The original contracts call for a total of five aircraft, eight mobile ground stations (six on wheeled all terrain vehicles and two in air transportable containers), and extensive training facilities at the main RAF station.
The aircraft will normally fly at 15,000 m (40,000 ft) to ensure a high resolution view of a large battlefield area. It will be crewed by a pilot, a co-pilot and three technicians. Mission endurance should be about 9 hours. While the technicians can analyse the images on board the aircraft it is expected that, unlike the JSTARS, the actual battle management will occur on the ground.
The radar which provides this capability is supplied by Raytheon Systems Ltd, UK subsidiary of the Raytheon Corporation. It is an enhanced version of Raytheonís well-proven dual-mode Synthetic Aperture/Moving Target Indication (SAR/MTI) ASARS2 radar.
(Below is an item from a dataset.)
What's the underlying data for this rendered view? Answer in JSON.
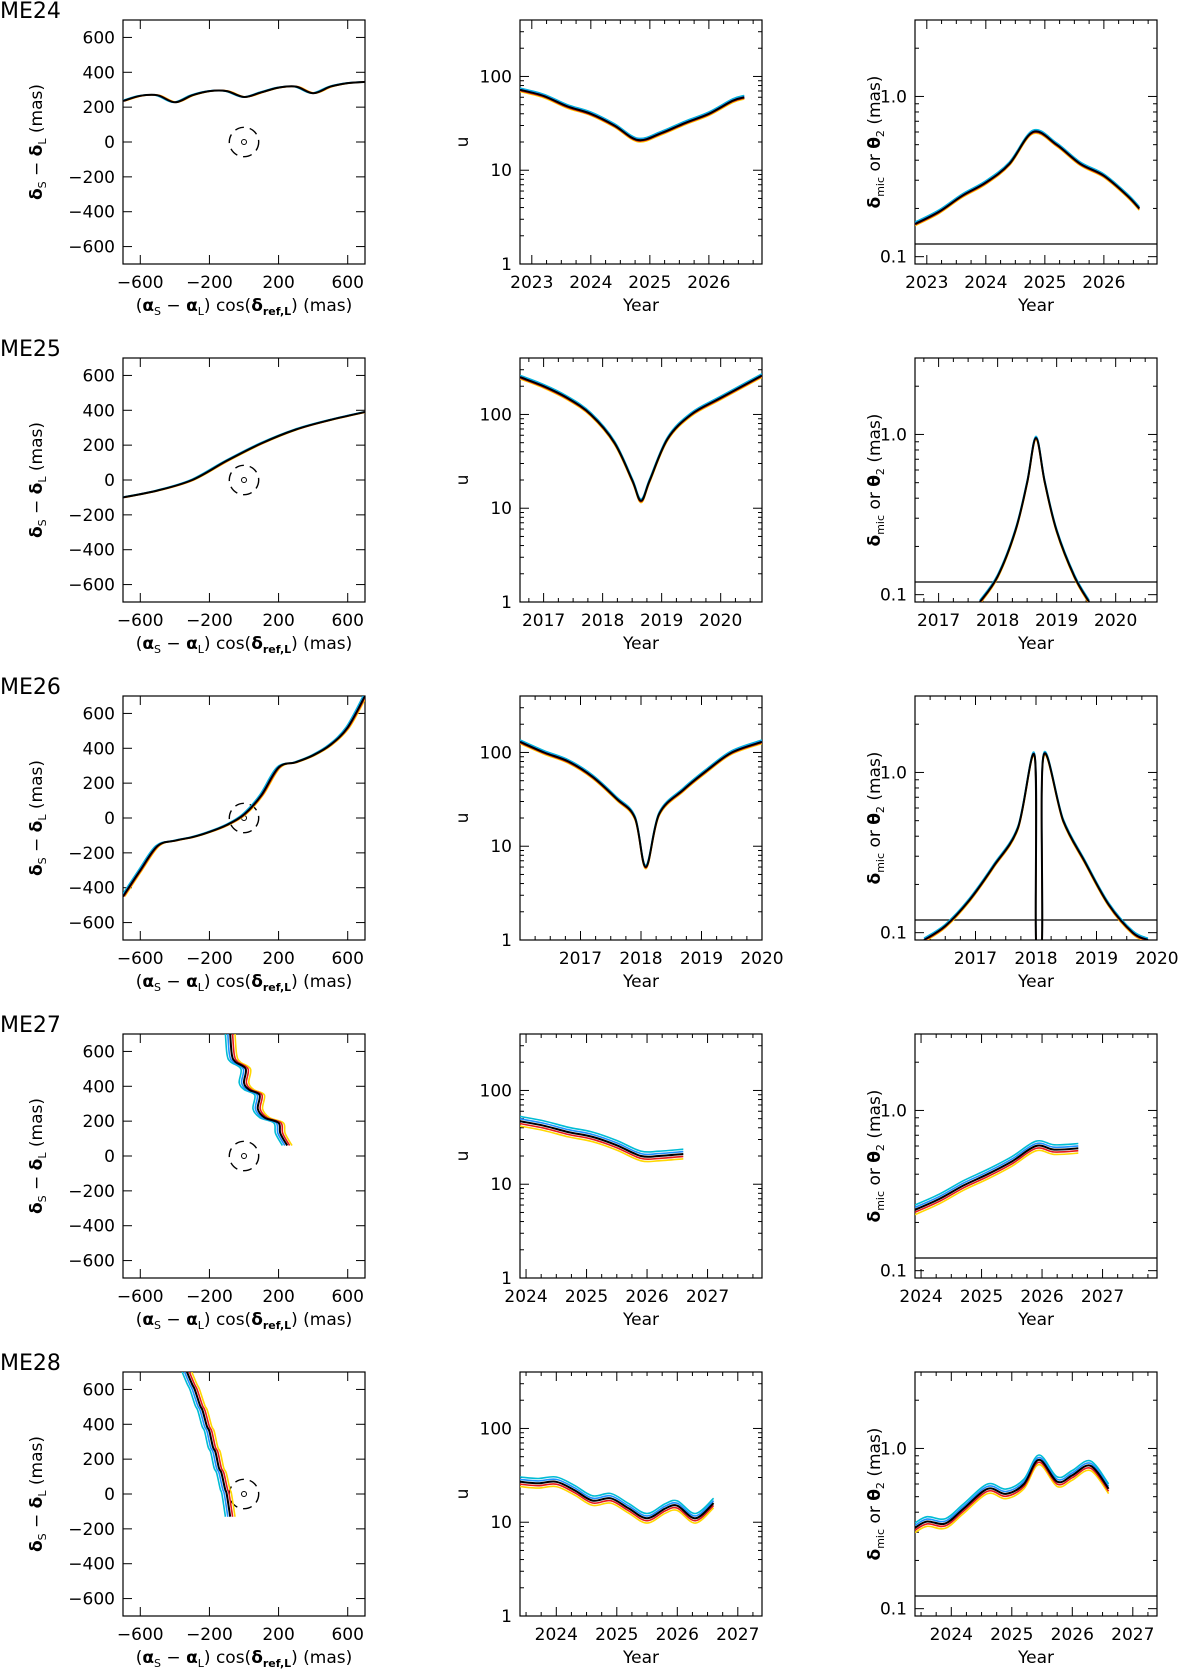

The radar is installed on a heavily modified Bombardier business jet - the Global Express, which will be known as the Sentinel R1 in RAF service. The aircraft is powered by the same engines used in the BAe Nimrod upgrade programme, the Rolls-Royce BR710.
As the images show prototype 9001, a Global Express development aircraft belonging to Bombardier, carries the external fairings and antennas of the radar and communications systems that will be fitted on the production aircraft. However it is substantially different in other areas, such as the number of portholes and military colours.